Whilst the exact date is not yet known, the ESMA equivalent CT is expected to go live in 2027, at which point the aforementioned challenges will become increasingly urgent to overcome.

Currently in Europe, aggregation is a complex process involving direct connections to multiple trading and reporting venues. When the tapes begin to roll out, whilst this may become easier on the surface, beneath the waves many infrastructure challenges remain.

To begin with, the differing scope between MiFID reporting and the CT means that firms seeking a complete view of the fixed income landscape will still need to maintain connectivity to multiple venues, not just the tapes themselves. The decision may not just come down to coverage but also the differing licensing conditions.

From a licensing perspective, it is possible that cross-jurisdictional differences could create potential issues for subscribers, particularly considerations around use cases and data removal. These complexities will provide a headache for those looking to join multiple tapes and go down the ‘self serve’ route – and that is before considering future planned tapes such as ESMA’s OTC derivatives tape (also expected in 2027).

Duplicates and deferrals
We could spend an entire day talking about the infrastructure and licensing concerns without even addressing the data.
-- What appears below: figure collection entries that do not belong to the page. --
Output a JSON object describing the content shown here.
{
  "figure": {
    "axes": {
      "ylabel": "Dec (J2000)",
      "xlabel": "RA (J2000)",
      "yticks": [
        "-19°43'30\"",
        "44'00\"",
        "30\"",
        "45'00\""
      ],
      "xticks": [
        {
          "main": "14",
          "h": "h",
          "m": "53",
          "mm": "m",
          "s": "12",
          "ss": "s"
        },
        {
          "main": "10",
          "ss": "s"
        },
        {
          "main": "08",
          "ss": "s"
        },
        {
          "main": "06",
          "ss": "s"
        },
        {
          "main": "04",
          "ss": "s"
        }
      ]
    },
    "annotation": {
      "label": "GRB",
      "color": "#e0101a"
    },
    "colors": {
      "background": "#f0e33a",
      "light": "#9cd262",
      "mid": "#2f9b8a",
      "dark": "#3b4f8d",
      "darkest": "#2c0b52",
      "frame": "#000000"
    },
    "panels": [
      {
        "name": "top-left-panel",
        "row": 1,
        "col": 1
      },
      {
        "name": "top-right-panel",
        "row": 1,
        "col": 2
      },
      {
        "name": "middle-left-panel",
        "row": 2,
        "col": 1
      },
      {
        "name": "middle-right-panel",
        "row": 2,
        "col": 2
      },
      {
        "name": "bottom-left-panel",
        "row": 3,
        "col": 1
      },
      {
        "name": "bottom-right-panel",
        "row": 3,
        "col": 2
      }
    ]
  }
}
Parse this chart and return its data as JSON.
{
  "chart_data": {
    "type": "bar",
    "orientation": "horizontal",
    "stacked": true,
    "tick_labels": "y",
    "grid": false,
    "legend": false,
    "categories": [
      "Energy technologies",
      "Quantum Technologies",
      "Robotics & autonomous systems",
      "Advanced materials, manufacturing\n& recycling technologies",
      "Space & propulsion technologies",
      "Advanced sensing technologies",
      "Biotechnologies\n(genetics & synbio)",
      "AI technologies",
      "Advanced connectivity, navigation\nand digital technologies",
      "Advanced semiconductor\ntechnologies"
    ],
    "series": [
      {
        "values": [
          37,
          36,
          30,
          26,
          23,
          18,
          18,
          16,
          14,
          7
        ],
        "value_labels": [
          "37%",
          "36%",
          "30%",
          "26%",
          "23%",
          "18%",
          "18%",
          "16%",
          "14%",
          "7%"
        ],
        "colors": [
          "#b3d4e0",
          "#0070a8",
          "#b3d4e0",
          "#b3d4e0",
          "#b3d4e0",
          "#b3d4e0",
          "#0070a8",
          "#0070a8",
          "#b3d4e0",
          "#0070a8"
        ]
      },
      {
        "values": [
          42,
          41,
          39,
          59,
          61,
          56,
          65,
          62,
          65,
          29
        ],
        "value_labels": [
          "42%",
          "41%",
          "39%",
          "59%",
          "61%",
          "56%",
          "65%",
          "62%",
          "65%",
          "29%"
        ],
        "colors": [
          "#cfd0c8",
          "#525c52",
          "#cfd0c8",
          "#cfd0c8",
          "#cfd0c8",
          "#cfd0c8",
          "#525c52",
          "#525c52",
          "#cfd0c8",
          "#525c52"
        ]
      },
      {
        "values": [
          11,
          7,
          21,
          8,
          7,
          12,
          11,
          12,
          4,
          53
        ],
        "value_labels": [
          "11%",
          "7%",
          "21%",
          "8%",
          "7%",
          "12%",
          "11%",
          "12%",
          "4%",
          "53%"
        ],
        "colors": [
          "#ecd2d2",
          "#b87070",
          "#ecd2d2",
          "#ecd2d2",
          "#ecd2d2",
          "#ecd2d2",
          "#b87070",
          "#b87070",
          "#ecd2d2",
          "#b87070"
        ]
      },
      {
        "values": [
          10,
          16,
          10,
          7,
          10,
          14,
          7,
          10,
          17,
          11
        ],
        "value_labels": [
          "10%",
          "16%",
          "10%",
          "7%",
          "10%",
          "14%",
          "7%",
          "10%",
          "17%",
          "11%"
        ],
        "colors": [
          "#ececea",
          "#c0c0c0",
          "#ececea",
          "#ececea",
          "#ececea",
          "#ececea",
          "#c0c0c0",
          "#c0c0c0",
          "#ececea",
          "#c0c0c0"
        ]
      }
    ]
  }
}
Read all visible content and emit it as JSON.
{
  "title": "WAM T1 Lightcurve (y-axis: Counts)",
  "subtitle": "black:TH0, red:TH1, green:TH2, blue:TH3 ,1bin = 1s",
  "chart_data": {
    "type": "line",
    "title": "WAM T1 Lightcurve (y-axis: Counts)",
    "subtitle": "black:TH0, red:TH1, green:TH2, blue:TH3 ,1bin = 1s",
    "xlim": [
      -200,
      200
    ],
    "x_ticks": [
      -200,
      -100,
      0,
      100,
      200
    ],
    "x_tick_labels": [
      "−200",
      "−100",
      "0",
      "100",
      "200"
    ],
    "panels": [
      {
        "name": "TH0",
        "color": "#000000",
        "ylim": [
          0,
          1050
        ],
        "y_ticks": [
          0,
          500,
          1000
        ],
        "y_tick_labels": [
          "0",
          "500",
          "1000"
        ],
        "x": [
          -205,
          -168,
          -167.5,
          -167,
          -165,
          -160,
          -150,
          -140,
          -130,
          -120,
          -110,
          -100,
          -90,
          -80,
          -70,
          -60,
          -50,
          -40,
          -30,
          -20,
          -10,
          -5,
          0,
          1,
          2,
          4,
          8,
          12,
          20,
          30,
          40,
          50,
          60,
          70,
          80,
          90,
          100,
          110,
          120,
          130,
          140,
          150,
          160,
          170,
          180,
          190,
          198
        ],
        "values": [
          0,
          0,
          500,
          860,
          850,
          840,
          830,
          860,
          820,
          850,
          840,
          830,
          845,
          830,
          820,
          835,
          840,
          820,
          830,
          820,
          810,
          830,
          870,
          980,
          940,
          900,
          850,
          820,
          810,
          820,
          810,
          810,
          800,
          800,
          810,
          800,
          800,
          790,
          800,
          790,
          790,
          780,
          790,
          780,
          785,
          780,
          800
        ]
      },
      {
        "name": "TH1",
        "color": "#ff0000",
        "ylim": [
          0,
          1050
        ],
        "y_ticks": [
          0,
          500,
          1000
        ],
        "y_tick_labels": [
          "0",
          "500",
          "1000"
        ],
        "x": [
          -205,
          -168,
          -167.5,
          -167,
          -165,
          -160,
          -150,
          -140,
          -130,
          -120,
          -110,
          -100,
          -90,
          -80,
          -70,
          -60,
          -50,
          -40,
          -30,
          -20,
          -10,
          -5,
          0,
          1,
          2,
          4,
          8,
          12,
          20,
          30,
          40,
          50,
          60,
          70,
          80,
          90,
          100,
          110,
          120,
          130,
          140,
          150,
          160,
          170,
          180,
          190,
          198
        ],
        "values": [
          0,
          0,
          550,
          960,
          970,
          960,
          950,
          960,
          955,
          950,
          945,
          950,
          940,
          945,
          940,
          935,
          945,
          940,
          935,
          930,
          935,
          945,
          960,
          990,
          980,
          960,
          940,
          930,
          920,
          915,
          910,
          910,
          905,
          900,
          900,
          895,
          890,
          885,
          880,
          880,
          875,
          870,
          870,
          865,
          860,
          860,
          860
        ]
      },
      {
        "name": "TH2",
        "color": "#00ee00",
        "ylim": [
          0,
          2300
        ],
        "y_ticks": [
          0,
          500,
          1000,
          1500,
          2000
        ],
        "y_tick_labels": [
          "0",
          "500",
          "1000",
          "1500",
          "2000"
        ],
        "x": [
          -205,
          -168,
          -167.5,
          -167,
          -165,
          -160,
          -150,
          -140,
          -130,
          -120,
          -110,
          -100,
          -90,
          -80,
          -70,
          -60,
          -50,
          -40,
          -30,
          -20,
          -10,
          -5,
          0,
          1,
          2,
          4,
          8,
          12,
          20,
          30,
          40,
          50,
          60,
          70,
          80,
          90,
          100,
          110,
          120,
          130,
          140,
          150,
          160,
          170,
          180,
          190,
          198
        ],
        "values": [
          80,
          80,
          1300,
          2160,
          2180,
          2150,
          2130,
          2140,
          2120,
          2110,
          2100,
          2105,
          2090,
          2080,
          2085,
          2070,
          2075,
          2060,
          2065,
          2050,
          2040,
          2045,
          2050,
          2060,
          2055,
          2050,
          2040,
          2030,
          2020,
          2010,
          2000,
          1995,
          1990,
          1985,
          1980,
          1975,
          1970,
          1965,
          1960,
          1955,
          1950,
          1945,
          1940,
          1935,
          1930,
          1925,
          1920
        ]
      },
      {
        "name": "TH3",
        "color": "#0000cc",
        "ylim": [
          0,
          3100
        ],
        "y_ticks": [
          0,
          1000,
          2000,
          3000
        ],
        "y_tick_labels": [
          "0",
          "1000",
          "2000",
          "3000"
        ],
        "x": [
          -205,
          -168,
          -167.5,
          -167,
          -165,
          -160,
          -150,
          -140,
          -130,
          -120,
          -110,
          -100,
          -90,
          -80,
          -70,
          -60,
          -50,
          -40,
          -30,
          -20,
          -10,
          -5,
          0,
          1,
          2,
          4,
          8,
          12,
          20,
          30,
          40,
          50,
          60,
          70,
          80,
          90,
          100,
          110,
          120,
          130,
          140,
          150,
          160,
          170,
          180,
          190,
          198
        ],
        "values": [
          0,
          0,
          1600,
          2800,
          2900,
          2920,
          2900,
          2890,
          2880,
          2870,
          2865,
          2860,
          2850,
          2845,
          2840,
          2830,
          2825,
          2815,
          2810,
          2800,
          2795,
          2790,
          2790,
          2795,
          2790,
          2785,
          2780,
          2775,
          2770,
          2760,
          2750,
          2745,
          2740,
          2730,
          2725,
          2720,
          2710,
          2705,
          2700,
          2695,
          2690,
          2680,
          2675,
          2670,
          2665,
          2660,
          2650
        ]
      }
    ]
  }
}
However, once those initial barriers have been hurdled, the next challenge lies within the trade reports themselves.

Existing consumers of MiFID data will no doubt be very familiar with the complexities of the data, particularly the prevalence of duplicates (which come in many flavours) and lifecycle events (such as how an amend, cancel or update is joined to the original report).

De-duplication requires ‘hash’ creation (unique strings created by complex algorithms to determine if trade reports are identical). This approach is far more powerful than a manual eyeball check and in the modern world that is simply no longer viable. There is a large amount of data and not enough time; therefore, it is imperative that duplicates are highlighted in minutes or even seconds, not days.

Lifecycle events also present their own challenges. A price may need to be amended, or maybe the notional was incorrectly entered; these seemingly simple amendments can result in (multiple) additional rows of data, which in turn increases complexity and cost.

The new transparency regimes aim to reduce reporting complexity; both provide market participants with a set of rules that can be applied to trades. However, this can still result in multiple reports per trade (for example, if an initial ticket has its volume omitted) and, in many cases, the applied deferral may still be subjective as the appropriate deferral rests heavily on the available reference data.

All these factors combine to highlight one clear fact: the move towards the CT within fixed income is not a silver bullet. As each tape is launched over the next few years, the reliance on aggregators and experienced data specialists is likely to increase. Increased transparency leads to larger data sets, whilst also enabling quantitative decision making in a way that simply was not possible a few years ago.